Joshua might be a musical prodigy on the piano and an overachiever in his class (his teachers suggest he skip two grades) but he’s little more than an enigma to his parents. He’s the kind of child that gets purposefully tagged in dodge ball so that he can sit out and continue to read a book. He keeps his tie on tight and his hair perfectly coiffed. He walks with stiff arms and his sunken eyes stare out with a blank expression. And he has an unhealthy fascination with embalming. Even the child himself frequently questions the foundations of his parents’ purported unconditional love.

So, like any psychopathic boy genius, he puts that love to the test by aggravating the once peaceful newborn, spooking his parents at the turn of every corner, causing all manner of calamities and playing head games with his slightly unbalanced mother.
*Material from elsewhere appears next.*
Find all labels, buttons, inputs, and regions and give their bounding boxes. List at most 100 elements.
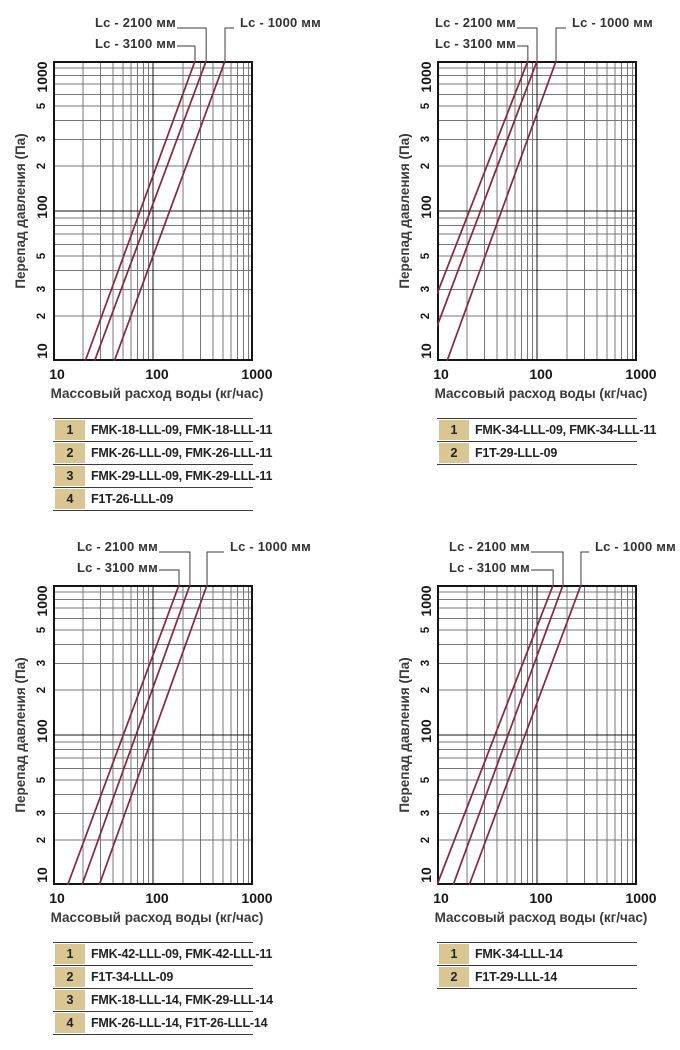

In due manner, the film threatens to veer off into the preposterous but it is anchored by the crackling smart and funny screenplay, and the remarkable performances of its cast, particularly Rockwell and Farmiga, who deliver some of their finest work. Farmiga naturally shifts from prize wife to unstable invalid, while Rockwell allows his easygoing manner to crack slowly, becoming the hardened father who can’t quite figure out how to punish such a child.

Director George Ratliff does an impeccable job of guiding this thriller through the cold atmospherics of a convincing family anxiety drama, with muted colours and predominantly restrained performances. The director also shows Zen-like control by keeping the violence off-screen and working with nothing but suggestion. Ratliff’s smart enough to know that you don’t need onscreen gore to curdle the blood of the audience, just put a creepy nine-year-old on the piano and let all the wrong notes fall into the right places.